Closed tschaffter closed 11 months ago
The issue appeared first when I updated Prettier. Since then it has affected all pushes to main
.
Failed tasks:
Failed tasks:
- openchallenges-challenge-service:build-image-base
- openchallenges-organization-service:build-image-base
- openchallenges-image-service:build-image-base
For example:
BUILD FAILED in 11s
5 actionable tasks: 2 executed, 3 up-to-date
Failed to execute command: ./gradlew bootBuildImage
Error: Command failed: ./gradlew bootBuildImage
at checkExecSyncError (node:child_process:885:11)
at execSync (node:child_process:957:15)
at runBuilderCommand (/workspaces/sage-monorepo/node_modules/@nxrocks/common/src/lib/core/jvm/utils.js:20:38)
at runBootPluginCommand (/workspaces/sage-monorepo/node_modules/@nxrocks/nx-spring-boot/src/utils/boot-utils.js:18:43)
at /workspaces/sage-monorepo/node_modules/@nxrocks/nx-spring-boot/src/executors/build-image/executor.js:10:54
at Generator.next (<anonymous>)
at /workspaces/sage-monorepo/node_modules/tslib/tslib.js:118:75
at new Promise (<anonymous>)
at Object.__awaiter (/workspaces/sage-monorepo/node_modules/tslib/tslib.js:114:16)
at buildImageExecutor (/workspaces/sage-monorepo/node_modules/@nxrocks/nx-spring-boot/src/executors/build-image/executor.js:8:20)
at /workspaces/sage-monorepo/node_modules/nx/src/command-line/run/run.js:81:23
at Generator.next (<anonymous>)
at fulfilled (/workspaces/sage-monorepo/node_modules/nx/node_modules/tslib/tslib.js:166:62)
at process.processTicksAndRejections (node:internal/process/task_queues:95:5)

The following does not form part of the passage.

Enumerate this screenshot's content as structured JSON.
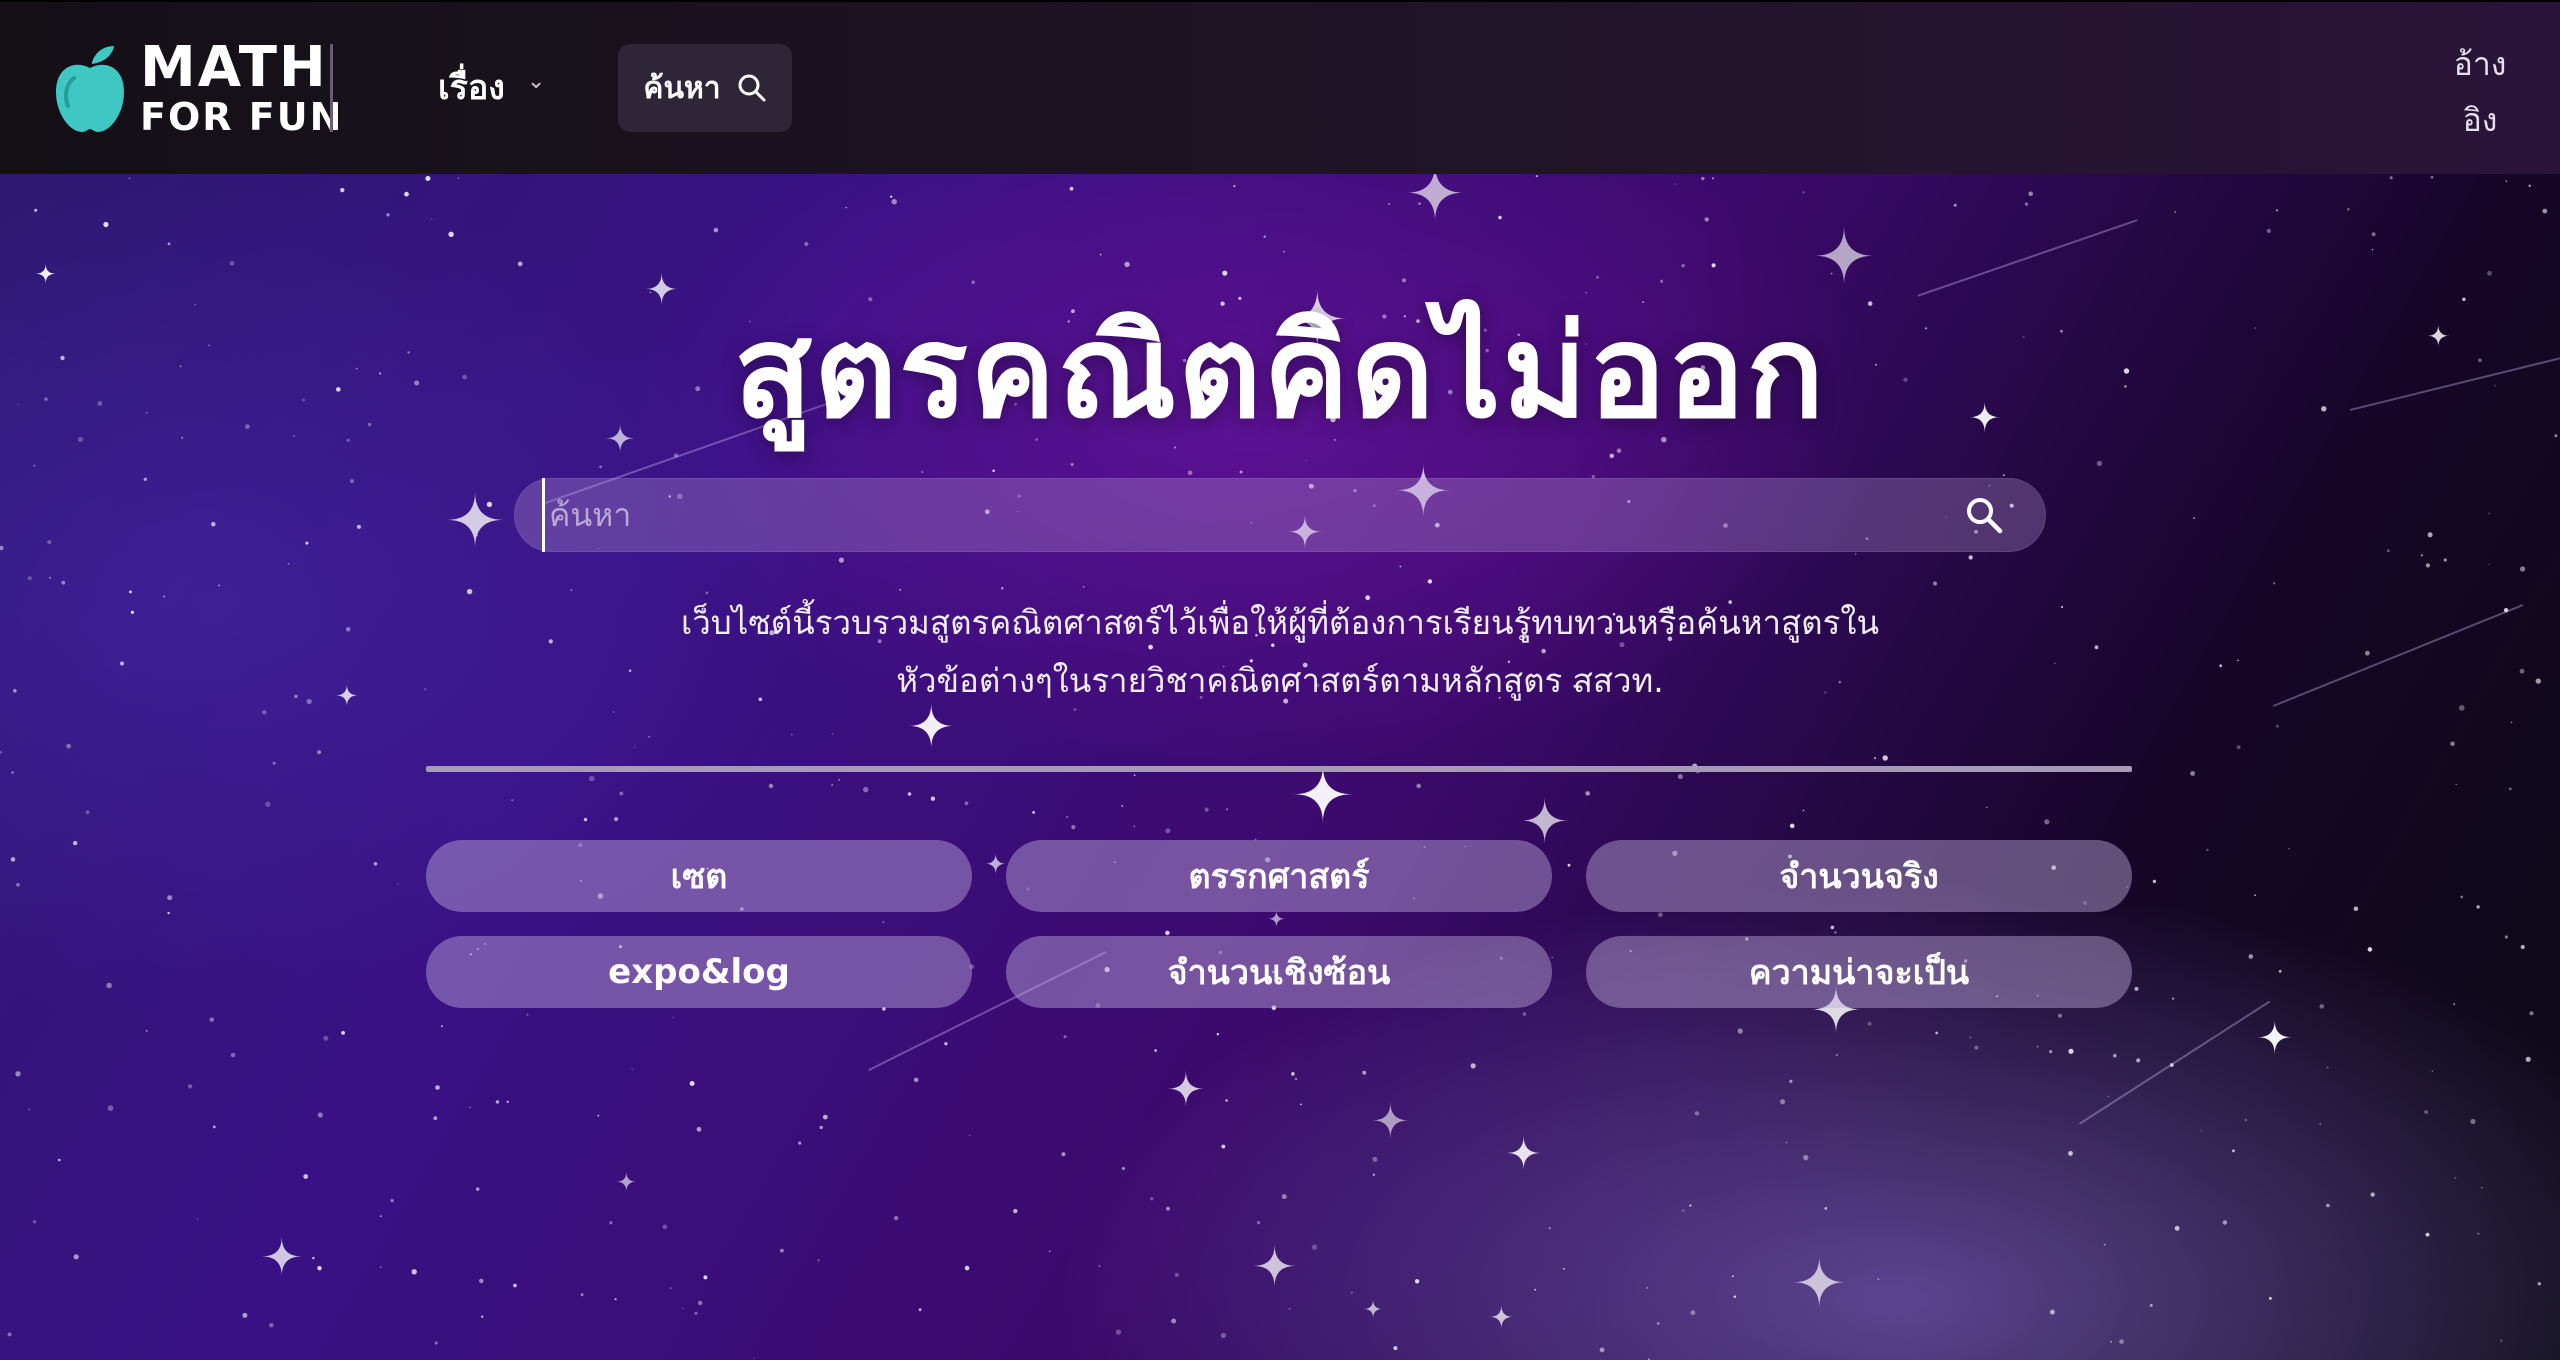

I rerun the latest commit to main
today and this time the image of the image service built fine.
- openchallenges-organization-service:publish-and-remove-image
- openchallenges-image-service:publish-and-remove-image
- openchallenges-organization-service:publish-image
- openchallenges-organization-service:build-image
- openchallenges-image-service:publish-image
- openchallenges-image-service:build-image
Failed tasks:
- openchallenges-organization-service:build-image-base
- openchallenges-image-service:build-image-base
One particularity of updating Prettier is that this triggered the tasks for all the projects in the monorepo. Once side effect that could cause the error above is that the storage space available to the CI workflow was not enough.
But why did that impacted only the images of the three microservices?
There is also this error related to the images:
Deleted: sha256:0a4e87eff9269728a61abf3225455f49ecd3ea06c22cf0574a839fab7af80e89
Untagged: ghcr.io/sage-bionetworks/openchallenges-app:local
Deleted: sha256:3960d934632e06eec7d88ef8f7143b144036432a05bd8b88d0cb7d700ced4b3a
Error response from daemon: No such image: 0a4e87eff926:latest
I can reproduce the issue locally:
vscode@52f527f259e0:/workspaces/sage-monorepo$ nx run-many --target=build-and-remove-image \
--projects=openchallenges-app,openchallenges-challenge-service,openchallenges-organization-service,openchallenges-image-service,openchallenges-api-gateway,schematic-api \
--parallel=1
✔ nx run openchallenges-api-description:build-individuals (1s)
✔ nx run openchallenges-api-description:build [local cache]
✔ nx run openchallenges-app-config-data:build [local cache]
✔ nx run openchallenges-app-config-data:install (2s)
✔ nx run openchallenges-api-client-angular:build:production [local cache]
✔ nx run shared-java-util:build [local cache]
✔ nx run shared-java-util:install (3s)
✔ nx run openchallenges-api-gateway:build-image-base (32s)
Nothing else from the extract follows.